M&F: Your character in Defiance, Joshua Nolan, constantly battles aliens. How do you prepare?

GB: I train for it a bit like you’d train for a fight. I get ready and get conditioned. Not for any specific aesthetic. I am not interested in size that I can’t use because I have to carry it for 15 hours a day.

You boxed for 20 years. Does that help with the fight scenes?

I know what it’s like to get punched in the face, so I find it easy to sell the punches. The hardest thing about stunt fighting is you have to throw horrible punches. It always takes me at least a week to get into the habit again of throwing really bad punches.

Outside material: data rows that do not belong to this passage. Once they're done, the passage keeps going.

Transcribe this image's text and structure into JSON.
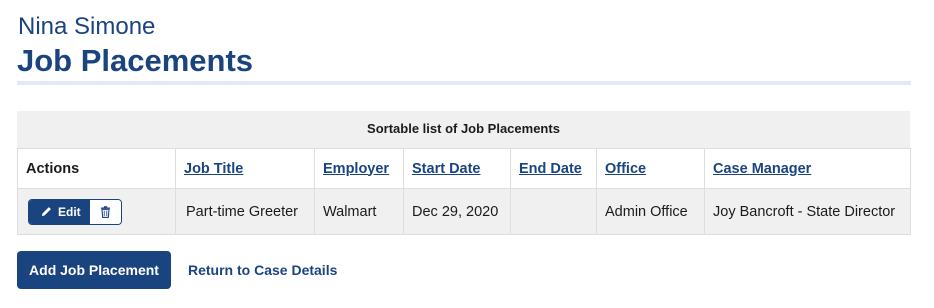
{
  "header": {
    "client_name": "Nina Simone",
    "page_title": "Job Placements"
  },
  "table": {
    "caption": "Sortable list of Job Placements",
    "columns": {
      "actions": "Actions",
      "job_title": "Job Title",
      "employer": "Employer",
      "start_date": "Start Date",
      "end_date": "End Date",
      "office": "Office",
      "case_manager": "Case Manager"
    },
    "rows": [
      {
        "edit_label": "Edit",
        "edit_icon": "pencil-icon",
        "delete_icon": "trash-icon",
        "job_title": "Part-time Greeter",
        "employer": "Walmart",
        "start_date": "Dec 29, 2020",
        "end_date": "",
        "office": "Admin Office",
        "case_manager": "Joy Bancroft - State Director"
      }
    ]
  },
  "actions": {
    "add_label": "Add Job Placement",
    "return_label": "Return to Case Details"
  },
  "colors": {
    "primary": "#1a4480",
    "rule": "#e1e9f5",
    "row_background": "#f0f0f0"
  }
}
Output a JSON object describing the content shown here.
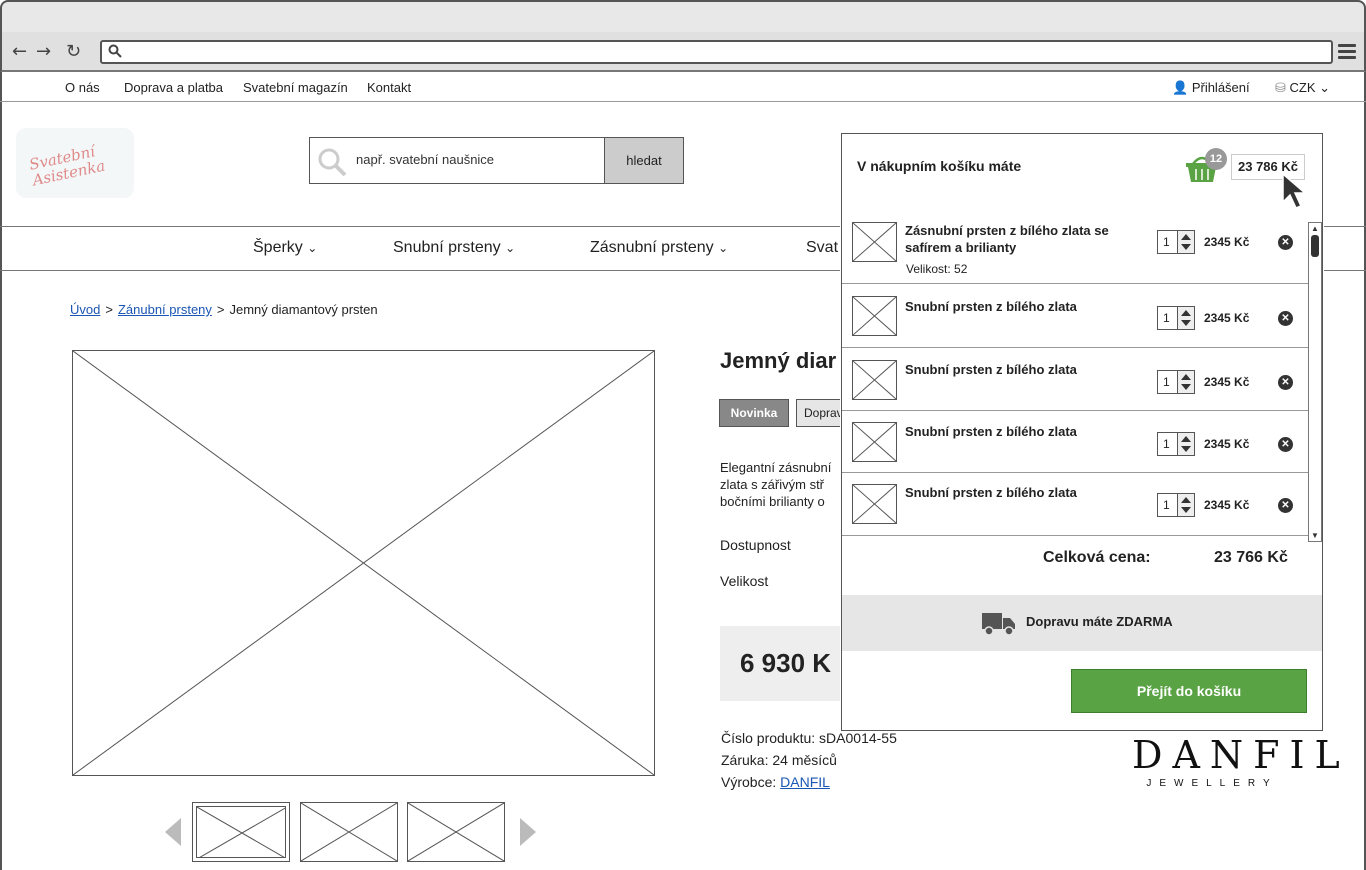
{
  "topbar": {
    "links": [
      "O nás",
      "Doprava a platba",
      "Svatební magazín",
      "Kontakt"
    ],
    "login": "Přihlášení",
    "currency": "CZK"
  },
  "header": {
    "logo_text": "Svatební Asistenka",
    "search_placeholder": "např. svatební naušnice",
    "search_button": "hledat"
  },
  "nav": {
    "items": [
      "Šperky",
      "Snubní prsteny",
      "Zásnubní prsteny",
      "Svat"
    ]
  },
  "breadcrumb": {
    "home": "Úvod",
    "category": "Zánubní prsteny",
    "current": "Jemný diamantový prsten"
  },
  "product": {
    "title": "Jemný diar",
    "badge_new": "Novinka",
    "badge_other": "Doprav",
    "description_lines": [
      "Elegantní zásnubní",
      "zlata s zářivým stř",
      "bočními brilianty o"
    ],
    "availability_label": "Dostupnost",
    "size_label": "Velikost",
    "price": "6 930 K",
    "product_number": "Číslo produktu: sDA0014-55",
    "warranty": "Záruka: 24 měsíců",
    "manufacturer_label": "Výrobce:",
    "manufacturer": "DANFIL"
  },
  "brand": {
    "name": "DANFIL",
    "tagline": "JEWELLERY"
  },
  "cart": {
    "heading": "V nákupním košíku máte",
    "count": "12",
    "total_top": "23 786 Kč",
    "items": [
      {
        "name": "Zásnubní prsten z bílého zlata se safírem a brilianty",
        "size": "Velikost: 52",
        "qty": "1",
        "price": "2345 Kč"
      },
      {
        "name": "Snubní prsten z bílého zlata",
        "size": "",
        "qty": "1",
        "price": "2345 Kč"
      },
      {
        "name": "Snubní prsten z bílého zlata",
        "size": "",
        "qty": "1",
        "price": "2345 Kč"
      },
      {
        "name": "Snubní prsten z bílého zlata",
        "size": "",
        "qty": "1",
        "price": "2345 Kč"
      },
      {
        "name": "Snubní prsten z bílého zlata",
        "size": "",
        "qty": "1",
        "price": "2345 Kč"
      }
    ],
    "total_label": "Celková cena:",
    "total_value": "23 766 Kč",
    "shipping_text": "Dopravu máte ZDARMA",
    "checkout_button": "Přejít do košíku"
  },
  "colors": {
    "accent_green": "#5aa345",
    "link_blue": "#1a56b3"
  }
}
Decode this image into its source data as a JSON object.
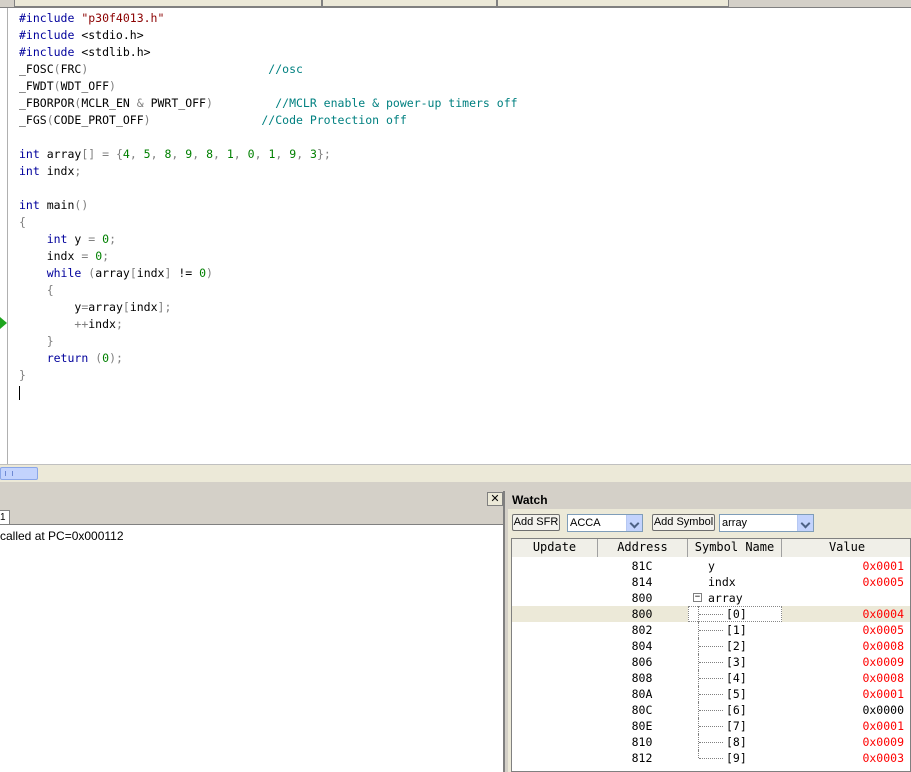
{
  "editor": {
    "lines": [
      [
        {
          "t": "#include ",
          "c": "kw"
        },
        {
          "t": "\"p30f4013.h\"",
          "c": "str"
        }
      ],
      [
        {
          "t": "#include ",
          "c": "kw"
        },
        {
          "t": "<stdio.h>",
          "c": ""
        }
      ],
      [
        {
          "t": "#include ",
          "c": "kw"
        },
        {
          "t": "<stdlib.h>",
          "c": ""
        }
      ],
      [
        {
          "t": "_FOSC",
          "c": ""
        },
        {
          "t": "(",
          "c": "op"
        },
        {
          "t": "FRC",
          "c": ""
        },
        {
          "t": ")",
          "c": "op"
        },
        {
          "t": "                          ",
          "c": ""
        },
        {
          "t": "//osc",
          "c": "cmt"
        }
      ],
      [
        {
          "t": "_FWDT",
          "c": ""
        },
        {
          "t": "(",
          "c": "op"
        },
        {
          "t": "WDT_OFF",
          "c": ""
        },
        {
          "t": ")",
          "c": "op"
        }
      ],
      [
        {
          "t": "_FBORPOR",
          "c": ""
        },
        {
          "t": "(",
          "c": "op"
        },
        {
          "t": "MCLR_EN ",
          "c": ""
        },
        {
          "t": "&",
          "c": "op"
        },
        {
          "t": " PWRT_OFF",
          "c": ""
        },
        {
          "t": ")",
          "c": "op"
        },
        {
          "t": "         ",
          "c": ""
        },
        {
          "t": "//MCLR enable & power-up timers off",
          "c": "cmt"
        }
      ],
      [
        {
          "t": "_FGS",
          "c": ""
        },
        {
          "t": "(",
          "c": "op"
        },
        {
          "t": "CODE_PROT_OFF",
          "c": ""
        },
        {
          "t": ")",
          "c": "op"
        },
        {
          "t": "                ",
          "c": ""
        },
        {
          "t": "//Code Protection off",
          "c": "cmt"
        }
      ],
      [
        {
          "t": "",
          "c": ""
        }
      ],
      [
        {
          "t": "int",
          "c": "kw"
        },
        {
          "t": " array",
          "c": ""
        },
        {
          "t": "[] = {",
          "c": "op"
        },
        {
          "t": "4",
          "c": "num"
        },
        {
          "t": ", ",
          "c": "op"
        },
        {
          "t": "5",
          "c": "num"
        },
        {
          "t": ", ",
          "c": "op"
        },
        {
          "t": "8",
          "c": "num"
        },
        {
          "t": ", ",
          "c": "op"
        },
        {
          "t": "9",
          "c": "num"
        },
        {
          "t": ", ",
          "c": "op"
        },
        {
          "t": "8",
          "c": "num"
        },
        {
          "t": ", ",
          "c": "op"
        },
        {
          "t": "1",
          "c": "num"
        },
        {
          "t": ", ",
          "c": "op"
        },
        {
          "t": "0",
          "c": "num"
        },
        {
          "t": ", ",
          "c": "op"
        },
        {
          "t": "1",
          "c": "num"
        },
        {
          "t": ", ",
          "c": "op"
        },
        {
          "t": "9",
          "c": "num"
        },
        {
          "t": ", ",
          "c": "op"
        },
        {
          "t": "3",
          "c": "num"
        },
        {
          "t": "};",
          "c": "op"
        }
      ],
      [
        {
          "t": "int",
          "c": "kw"
        },
        {
          "t": " indx",
          "c": ""
        },
        {
          "t": ";",
          "c": "op"
        }
      ],
      [
        {
          "t": "",
          "c": ""
        }
      ],
      [
        {
          "t": "int",
          "c": "kw"
        },
        {
          "t": " main",
          "c": ""
        },
        {
          "t": "()",
          "c": "op"
        }
      ],
      [
        {
          "t": "{",
          "c": "op"
        }
      ],
      [
        {
          "t": "    ",
          "c": ""
        },
        {
          "t": "int",
          "c": "kw"
        },
        {
          "t": " y ",
          "c": ""
        },
        {
          "t": "=",
          "c": "op"
        },
        {
          "t": " ",
          "c": ""
        },
        {
          "t": "0",
          "c": "num"
        },
        {
          "t": ";",
          "c": "op"
        }
      ],
      [
        {
          "t": "    indx ",
          "c": ""
        },
        {
          "t": "=",
          "c": "op"
        },
        {
          "t": " ",
          "c": ""
        },
        {
          "t": "0",
          "c": "num"
        },
        {
          "t": ";",
          "c": "op"
        }
      ],
      [
        {
          "t": "    ",
          "c": ""
        },
        {
          "t": "while",
          "c": "kw"
        },
        {
          "t": " ",
          "c": ""
        },
        {
          "t": "(",
          "c": "op"
        },
        {
          "t": "array",
          "c": ""
        },
        {
          "t": "[",
          "c": "op"
        },
        {
          "t": "indx",
          "c": ""
        },
        {
          "t": "]",
          "c": "op"
        },
        {
          "t": " != ",
          "c": ""
        },
        {
          "t": "0",
          "c": "num"
        },
        {
          "t": ")",
          "c": "op"
        }
      ],
      [
        {
          "t": "    ",
          "c": ""
        },
        {
          "t": "{",
          "c": "op"
        }
      ],
      [
        {
          "t": "        y",
          "c": ""
        },
        {
          "t": "=",
          "c": "op"
        },
        {
          "t": "array",
          "c": ""
        },
        {
          "t": "[",
          "c": "op"
        },
        {
          "t": "indx",
          "c": ""
        },
        {
          "t": "];",
          "c": "op"
        }
      ],
      [
        {
          "t": "        ",
          "c": ""
        },
        {
          "t": "++",
          "c": "op"
        },
        {
          "t": "indx",
          "c": ""
        },
        {
          "t": ";",
          "c": "op"
        }
      ],
      [
        {
          "t": "    ",
          "c": ""
        },
        {
          "t": "}",
          "c": "op"
        }
      ],
      [
        {
          "t": "    ",
          "c": ""
        },
        {
          "t": "return",
          "c": "kw"
        },
        {
          "t": " ",
          "c": ""
        },
        {
          "t": "(",
          "c": "op"
        },
        {
          "t": "0",
          "c": "num"
        },
        {
          "t": ");",
          "c": "op"
        }
      ],
      [
        {
          "t": "}",
          "c": "op"
        }
      ],
      [
        {
          "t": "",
          "c": "caret"
        }
      ]
    ]
  },
  "output": {
    "close_label": "✕",
    "tab_label": "1",
    "message": "called at PC=0x000112"
  },
  "watch": {
    "title": "Watch",
    "add_sfr_label": "Add SFR",
    "sfr_selected": "ACCA",
    "add_symbol_label": "Add Symbol",
    "symbol_selected": "array",
    "columns": [
      "Update",
      "Address",
      "Symbol Name",
      "Value"
    ],
    "rows": [
      {
        "address": "81C",
        "symbol": "y",
        "value": "0x0001",
        "changed": true,
        "level": 0
      },
      {
        "address": "814",
        "symbol": "indx",
        "value": "0x0005",
        "changed": true,
        "level": 0
      },
      {
        "address": "800",
        "symbol": "array",
        "value": "",
        "changed": false,
        "level": 0,
        "expanded": true
      },
      {
        "address": "800",
        "symbol": "[0]",
        "value": "0x0004",
        "changed": true,
        "level": 1,
        "selected": true
      },
      {
        "address": "802",
        "symbol": "[1]",
        "value": "0x0005",
        "changed": true,
        "level": 1
      },
      {
        "address": "804",
        "symbol": "[2]",
        "value": "0x0008",
        "changed": true,
        "level": 1
      },
      {
        "address": "806",
        "symbol": "[3]",
        "value": "0x0009",
        "changed": true,
        "level": 1
      },
      {
        "address": "808",
        "symbol": "[4]",
        "value": "0x0008",
        "changed": true,
        "level": 1
      },
      {
        "address": "80A",
        "symbol": "[5]",
        "value": "0x0001",
        "changed": true,
        "level": 1
      },
      {
        "address": "80C",
        "symbol": "[6]",
        "value": "0x0000",
        "changed": false,
        "level": 1
      },
      {
        "address": "80E",
        "symbol": "[7]",
        "value": "0x0001",
        "changed": true,
        "level": 1
      },
      {
        "address": "810",
        "symbol": "[8]",
        "value": "0x0009",
        "changed": true,
        "level": 1
      },
      {
        "address": "812",
        "symbol": "[9]",
        "value": "0x0003",
        "changed": true,
        "level": 1
      }
    ]
  }
}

My character is a street fighter.

Does Defiance transcend sci-fi?

I think so. When you hit sci-fi sweetly, the science fiction is complete but incidental. My favorite science fiction is epitomized in Blade Runner. You could have set that in the OId West or in current-day New York and it works the same.

What’s the most important thing you’ve learned in your career?

Ninety-nine percent of anything is persistence. You’re going to have failure, and you’re going to have rejection. If you walk out your front door people are going to criticize you and then they’re going to reject you. Make failure your friend. I had more than 100 auditions go the wrong way, but what I decided was that if I want what 99% of people in this world want, then I have no right to complain until I’ve worked harder than 99% of people. That is a fact.